- Born: New Zealand
- Education: Victoria University of Wellington
- Occupations: Architect, University lecturer
- Awards: Fellow of the New Zealand Institute of Architects
- Practice: Min Hall Architects Arthouse Architects

= Min Hall =

New Zealand architect

Min Hall is a New Zealand architect and academic. She was the first female graduate in architecture at Victoria University of Wellington, in 1979. After practising in Nelson, she moved to lecturing at Unitec Institute of Technology in Auckland. She specialises in sustainable building materials such as earth and straw bales, and environmental issues in architecture. Hall is a Fellow of the New Zealand Institute of Architects.
== Biography ==

Hall was Victoria University of Wellington's first female architecture graduate, completing her Bachelor of Architecture in 1979. There had been three women in the first intake at the school, in 1975, but Hall was the only one to complete the course. Afterwards she still felt underprepared and spent time working directly on an old house of her own, worked for a Blenheim architect, and designed some shelters for the Department of Conservation. After registering as an architect in 1986, Hall then worked for Peter Beaven in Christchurch, before opening her own practice Min Hall Architects in Motueka. She was later a founding director of Arthouse Architects.

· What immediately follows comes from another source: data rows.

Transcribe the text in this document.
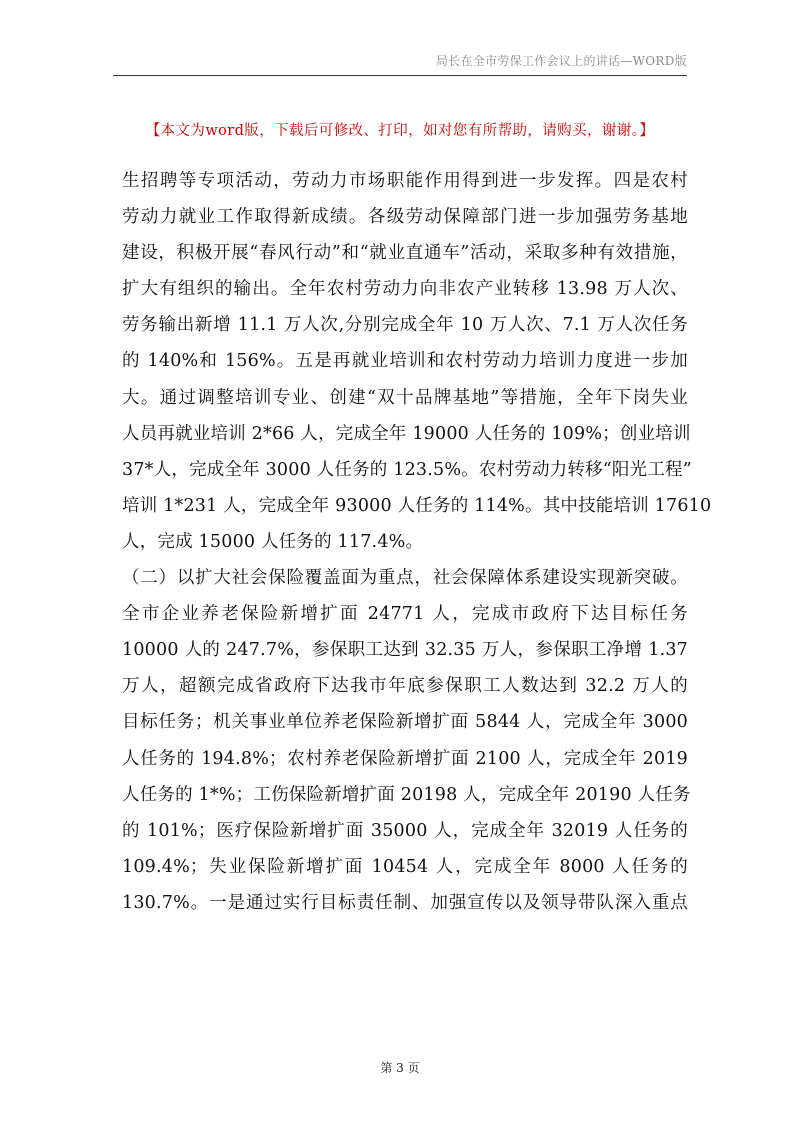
局长在全市劳保工作会议上的讲话—WORD版
【本文为word版，下载后可修改、打印，如对您有所帮助，请购买，谢谢。】
生招聘等专项活动，劳动力市场职能作用得到进一步发挥。四是农村
劳动力就业工作取得新成绩。各级劳动保障部门进一步加强劳务基地
建设，积极开展“春风行动”和“就业直通车”活动，采取多种有效措施，
扩大有组织的输出。全年农村劳动力向非农产业转移 13.98 万人次、
劳务输出新增 11.1 万人次,分别完成全年 10 万人次、7.1 万人次任务
的 140%和 156%。五是再就业培训和农村劳动力培训力度进一步加
大。通过调整培训专业、创建“双十品牌基地”等措施，全年下岗失业
人员再就业培训 2*66 人，完成全年 19000 人任务的 109%；创业培训
37*人，完成全年 3000 人任务的 123.5%。农村劳动力转移“阳光工程”
培训 1*231 人，完成全年 93000 人任务的 114%。其中技能培训 17610
人，完成 15000 人任务的 117.4%。
（二）以扩大社会保险覆盖面为重点，社会保障体系建设实现新突破。
全市企业养老保险新增扩面 24771 人，完成市政府下达目标任务
10000 人的 247.7%，参保职工达到 32.35 万人，参保职工净增 1.37
万人，超额完成省政府下达我市年底参保职工人数达到 32.2 万人的
目标任务；机关事业单位养老保险新增扩面 5844 人，完成全年 3000
人任务的 194.8%；农村养老保险新增扩面 2100 人，完成全年 2019
人任务的 1*%；工伤保险新增扩面 20198 人，完成全年 20190 人任务
的 101%；医疗保险新增扩面 35000 人，完成全年 32019 人任务的
109.4%；失业保险新增扩面 10454 人，完成全年 8000 人任务的
130.7%。一是通过实行目标责任制、加强宣传以及领导带队深入重点
第 3 页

Hall's 2010 House for Tree Lovers in Golden Bay featured in the book Snapshot 500 and in Home magazine. It was awarded the Nelson Marlborough 2012 New Zealand Architecture Award and the 2012 NZIA People's Choice Award.

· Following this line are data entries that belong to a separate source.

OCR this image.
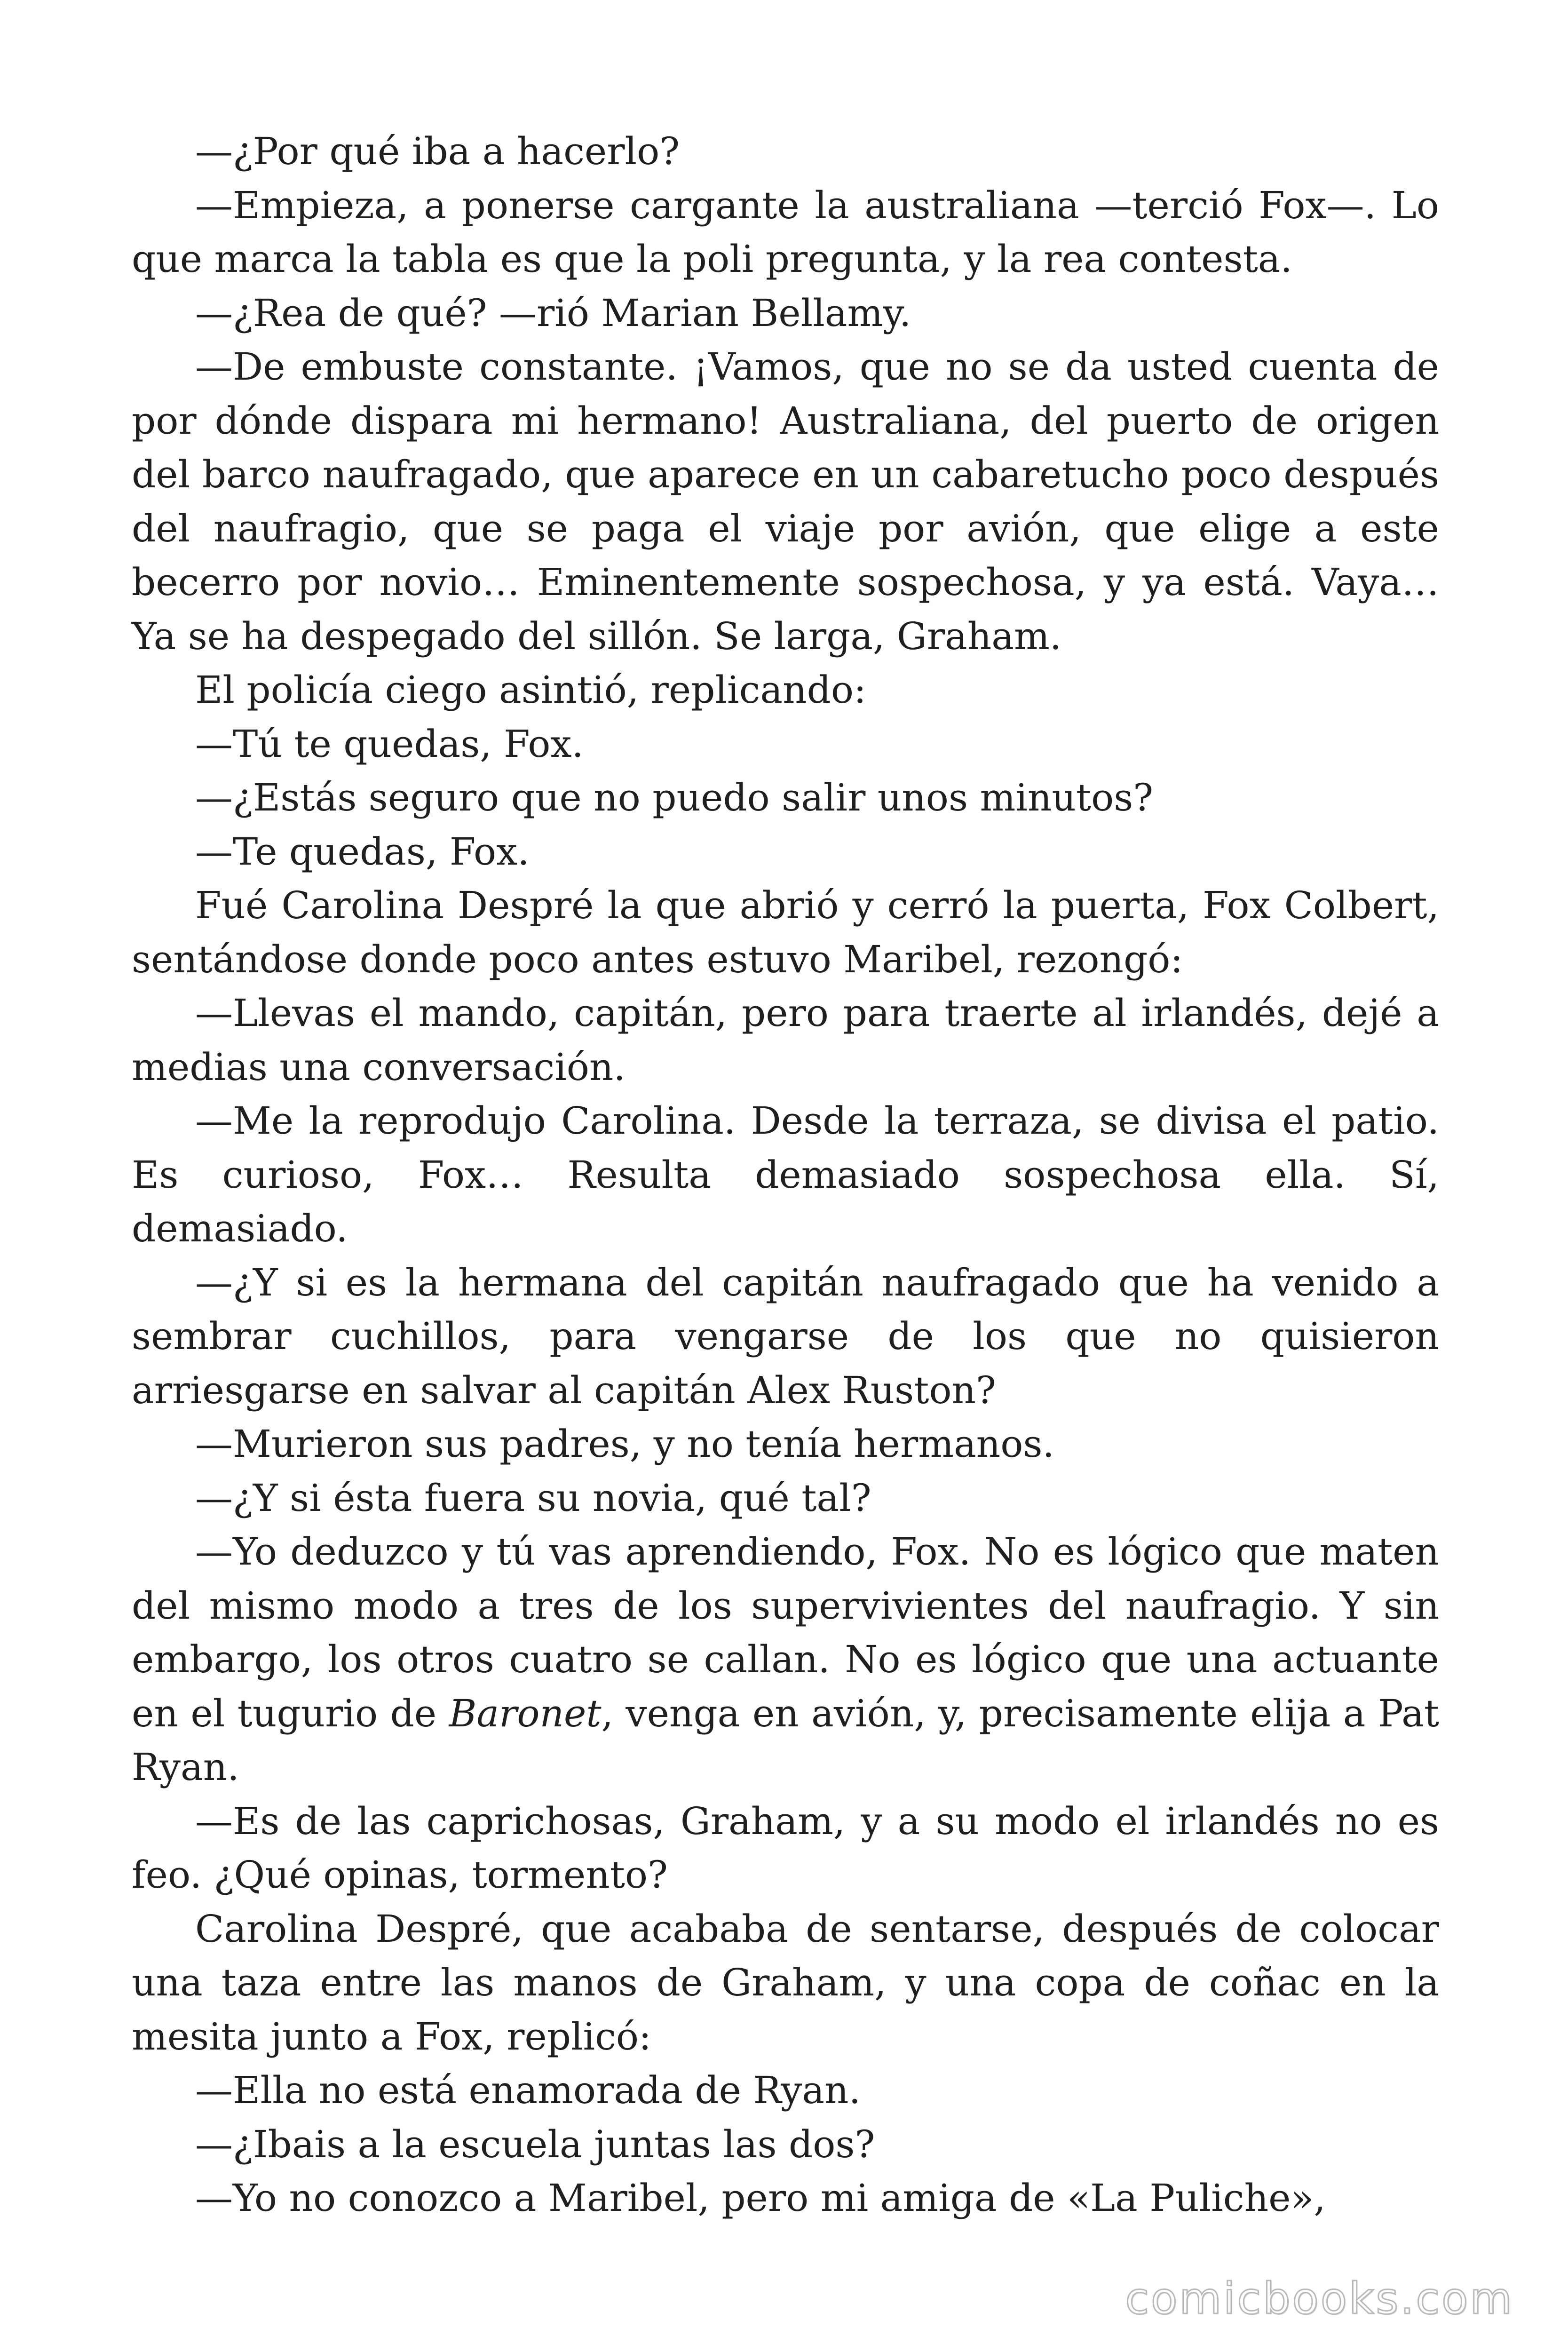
—¿Por qué iba a hacerlo?

—Empieza, a ponerse cargante la australiana —terció Fox—. Lo que marca la tabla es que la poli pregunta, y la rea contesta.

—¿Rea de qué? —rió Marian Bellamy.

—De embuste constante. ¡Vamos, que no se da usted cuenta de por dónde dispara mi hermano! Australiana, del puerto de origen del barco naufragado, que aparece en un cabaretucho poco después del naufragio, que se paga el viaje por avión, que elige a este becerro por novio… Eminentemente sospechosa, y ya está. Vaya… Ya se ha despegado del sillón. Se larga, Graham.

El policía ciego asintió, replicando:

—Tú te quedas, Fox.

—¿Estás seguro que no puedo salir unos minutos?

—Te quedas, Fox.

Fué Carolina Despré la que abrió y cerró la puerta, Fox Colbert, sentándose donde poco antes estuvo Maribel, rezongó:

—Llevas el mando, capitán, pero para traerte al irlandés, dejé a medias una conversación.

—Me la reprodujo Carolina. Desde la terraza, se divisa el patio. Es curioso, Fox… Resulta demasiado sospechosa ella. Sí, demasiado.

—¿Y si es la hermana del capitán naufragado que ha venido a sembrar cuchillos, para vengarse de los que no quisieron arriesgarse en salvar al capitán Alex Ruston?

—Murieron sus padres, y no tenía hermanos.

—¿Y si ésta fuera su novia, qué tal?

—Yo deduzco y tú vas aprendiendo, Fox. No es lógico que maten del mismo modo a tres de los supervivientes del naufragio. Y sin embargo, los otros cuatro se callan. No es lógico que una actuante en el tugurio de Baronet, venga en avión, y, precisamente elija a Pat Ryan.

—Es de las caprichosas, Graham, y a su modo el irlandés no es feo. ¿Qué opinas, tormento?

Carolina Despré, que acababa de sentarse, después de colocar una taza entre las manos de Graham, y una copa de coñac en la mesita junto a Fox, replicó:

—Ella no está enamorada de Ryan.

—¿Ibais a la escuela juntas las dos?

—Yo no conozco a Maribel, pero mi amiga de «La Puliche»,

comicbooks.com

She completed a Master of Architecture at Victoria University of Wellington in 2012. Her thesis, supervised by Brenda Vale, was on earth and straw bales as building materials. Hall transitioned from practice to lecturing at Unitec Institute of Technology. She was the lead researcher on a project to develop a prefab building product using straw.

Hall was elected as a Fellow of the New Zealand Institute of Architects.